Navalny was arrested at a Moscow airport in mid-January after flying back to Russia from Germany where he was recovering from poisoning in August.
He blames the attack by nerve agent Novichok on Putin and the FSB’s security bureau.
Batons and tasers
The campaign against corruption is being held in a high-security detention center and faces years in prison in several different criminal cases, despite calls by Western governments for his release.
Navalny’s team has called on his supporters to gather in front of Moscow’s district court on Tuesday to show support for opposition politicians.
In recent years, Navalny has served a number of short prison terms but never a long prison term.
On Sunday, thousands of people gathered across Russia to demand freedom for Navalny and changes to Russia’s tightly controlled political system.
OVD Info, which monitors the arrest of opposition protesters, said more than 5,400 people had been detained – a record in the history of modern Russia.
Ahead of Sunday’s demonstration, authorities locked down the capital, with hundreds of police along the streets, central metro stations closed and restrictions on pedestrian traffic.
Protesters and monitors pointed to increasingly harsh police tactics, saying they used batons and tasers on peaceful protesters and that some were beaten.
In St. Petersburg, a police officer was seen aiming his service weapon at the protesters, while the police in Vladivostok used non-lethal weapons against a demonstrator, according to OVD Info.
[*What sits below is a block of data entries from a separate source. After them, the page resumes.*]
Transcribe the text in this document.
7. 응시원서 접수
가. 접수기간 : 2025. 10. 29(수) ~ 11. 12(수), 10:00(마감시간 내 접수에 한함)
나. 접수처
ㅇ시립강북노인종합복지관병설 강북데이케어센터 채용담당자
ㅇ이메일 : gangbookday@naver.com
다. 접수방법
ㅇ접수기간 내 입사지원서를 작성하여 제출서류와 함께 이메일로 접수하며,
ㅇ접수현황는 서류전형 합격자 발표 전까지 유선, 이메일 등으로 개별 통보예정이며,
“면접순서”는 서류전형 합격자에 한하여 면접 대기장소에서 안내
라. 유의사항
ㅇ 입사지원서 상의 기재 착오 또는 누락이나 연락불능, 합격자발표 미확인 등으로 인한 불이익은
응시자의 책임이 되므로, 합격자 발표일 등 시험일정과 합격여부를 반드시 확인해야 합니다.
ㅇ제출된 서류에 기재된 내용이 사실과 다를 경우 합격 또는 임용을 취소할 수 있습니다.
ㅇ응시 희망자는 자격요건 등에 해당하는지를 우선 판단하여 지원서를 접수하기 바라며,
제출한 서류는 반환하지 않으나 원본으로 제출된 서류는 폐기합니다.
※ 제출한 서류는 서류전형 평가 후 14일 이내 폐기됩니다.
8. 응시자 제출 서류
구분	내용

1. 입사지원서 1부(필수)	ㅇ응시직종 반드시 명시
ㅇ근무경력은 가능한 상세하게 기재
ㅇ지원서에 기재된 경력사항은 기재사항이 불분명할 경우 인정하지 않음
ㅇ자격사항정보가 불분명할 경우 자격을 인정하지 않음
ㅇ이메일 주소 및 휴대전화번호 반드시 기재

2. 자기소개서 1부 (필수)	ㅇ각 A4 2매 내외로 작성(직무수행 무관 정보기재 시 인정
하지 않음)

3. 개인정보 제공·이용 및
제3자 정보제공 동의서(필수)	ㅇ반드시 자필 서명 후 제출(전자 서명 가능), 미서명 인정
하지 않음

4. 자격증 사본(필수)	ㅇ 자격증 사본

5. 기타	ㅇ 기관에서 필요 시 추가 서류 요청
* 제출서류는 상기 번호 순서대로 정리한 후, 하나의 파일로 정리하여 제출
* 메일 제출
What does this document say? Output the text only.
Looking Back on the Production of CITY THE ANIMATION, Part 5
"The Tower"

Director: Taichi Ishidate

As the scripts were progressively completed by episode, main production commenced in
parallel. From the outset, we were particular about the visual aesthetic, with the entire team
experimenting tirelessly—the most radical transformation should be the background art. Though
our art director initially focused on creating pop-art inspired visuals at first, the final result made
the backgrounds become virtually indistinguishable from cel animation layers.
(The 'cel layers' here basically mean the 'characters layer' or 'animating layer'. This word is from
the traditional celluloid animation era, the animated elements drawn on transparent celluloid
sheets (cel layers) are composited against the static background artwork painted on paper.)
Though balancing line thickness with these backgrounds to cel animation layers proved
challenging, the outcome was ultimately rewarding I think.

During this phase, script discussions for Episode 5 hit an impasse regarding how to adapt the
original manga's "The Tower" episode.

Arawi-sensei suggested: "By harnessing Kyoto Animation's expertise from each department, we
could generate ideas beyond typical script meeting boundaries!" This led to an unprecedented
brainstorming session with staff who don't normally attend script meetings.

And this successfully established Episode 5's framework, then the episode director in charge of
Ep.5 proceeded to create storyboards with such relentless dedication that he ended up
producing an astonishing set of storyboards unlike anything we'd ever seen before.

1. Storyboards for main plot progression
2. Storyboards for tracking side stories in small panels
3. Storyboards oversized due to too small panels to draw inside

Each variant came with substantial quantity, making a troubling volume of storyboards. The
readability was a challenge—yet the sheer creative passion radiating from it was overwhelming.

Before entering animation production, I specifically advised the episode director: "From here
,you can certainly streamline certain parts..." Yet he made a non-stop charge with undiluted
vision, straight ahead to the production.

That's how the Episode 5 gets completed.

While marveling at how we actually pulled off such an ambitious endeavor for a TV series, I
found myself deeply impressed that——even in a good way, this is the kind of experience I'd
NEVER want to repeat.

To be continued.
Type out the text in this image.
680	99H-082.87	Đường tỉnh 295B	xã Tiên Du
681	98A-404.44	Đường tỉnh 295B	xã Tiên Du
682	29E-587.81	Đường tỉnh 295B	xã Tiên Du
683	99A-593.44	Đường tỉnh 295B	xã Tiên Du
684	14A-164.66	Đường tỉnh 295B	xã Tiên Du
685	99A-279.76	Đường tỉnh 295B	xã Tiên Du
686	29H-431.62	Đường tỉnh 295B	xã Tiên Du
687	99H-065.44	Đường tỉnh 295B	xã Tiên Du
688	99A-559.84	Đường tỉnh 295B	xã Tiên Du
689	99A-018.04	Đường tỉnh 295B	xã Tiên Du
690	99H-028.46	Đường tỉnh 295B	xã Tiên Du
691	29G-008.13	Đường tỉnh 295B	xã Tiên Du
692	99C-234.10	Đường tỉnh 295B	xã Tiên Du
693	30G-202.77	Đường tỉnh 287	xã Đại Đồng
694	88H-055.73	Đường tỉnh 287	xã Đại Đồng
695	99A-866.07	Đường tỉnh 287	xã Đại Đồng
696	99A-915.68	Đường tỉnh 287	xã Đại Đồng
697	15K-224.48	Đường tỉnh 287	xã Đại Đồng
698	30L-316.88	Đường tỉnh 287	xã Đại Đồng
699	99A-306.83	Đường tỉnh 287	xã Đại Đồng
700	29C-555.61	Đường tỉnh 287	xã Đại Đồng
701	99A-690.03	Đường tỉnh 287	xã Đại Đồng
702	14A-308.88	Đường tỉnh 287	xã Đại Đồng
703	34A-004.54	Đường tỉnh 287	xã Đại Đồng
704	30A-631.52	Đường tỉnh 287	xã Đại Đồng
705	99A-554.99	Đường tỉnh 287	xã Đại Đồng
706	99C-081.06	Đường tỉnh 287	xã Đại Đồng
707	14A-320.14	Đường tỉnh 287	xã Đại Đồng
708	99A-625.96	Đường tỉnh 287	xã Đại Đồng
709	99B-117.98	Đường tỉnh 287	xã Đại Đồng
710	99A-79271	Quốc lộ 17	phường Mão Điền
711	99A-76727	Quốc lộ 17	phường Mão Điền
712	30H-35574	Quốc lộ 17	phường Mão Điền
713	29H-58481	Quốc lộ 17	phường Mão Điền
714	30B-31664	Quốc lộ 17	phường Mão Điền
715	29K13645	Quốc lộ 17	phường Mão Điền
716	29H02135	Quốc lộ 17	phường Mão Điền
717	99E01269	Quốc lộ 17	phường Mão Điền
“Political repression is increasing,” Leonid Drabkin, chief OVD information coordinator, told AFP.
Putin’s spokesman Dmitry Peskov on Monday defended the shutdown.
“We are talking about illegal meetings,” he told reporters. “Of course, the police are taking action against the participants in these illegal gatherings – hence the number detained.”
“Road to problems”
But the St. Petersburg ombudsman said authorities were launching “essentially a military operation” against protesters and paralyzed the city.
“Batons and tasers will not solve existing problems. Violence only breeds impatience and bitterness,” Ombudsman Alexander Shishlov said in a statement.
“This is a path to big problems. It’s time to stop.”
Kremlin critics say a concerted effort is underway to silence Navalny’s team, dismantle his Anti-Corruption Foundation and pressure his family.
On Monday, a court fined Navalny’s wife Yulia 20,000 rubles ($ 265) for participating in an “unauthorized” demonstration in support of her husband.
Before Sunday’s demonstrations, Navalny’s brother Oleg and several key allies, including prominent activist Lyubov Sobol, were placed under house arrest until March 23 for allegedly violating coronavirus restrictions and urging people to join protests.
US Secretary of State Antony Blinken on Twitter condemned “the persistent use of harsh tactics against peaceful protesters and journalists by Russian authorities for a second week in a row”.
On Monday, France called on Germany to scrap the Nordstream II gas pipeline project with Russia in protest of Navalny’s detention.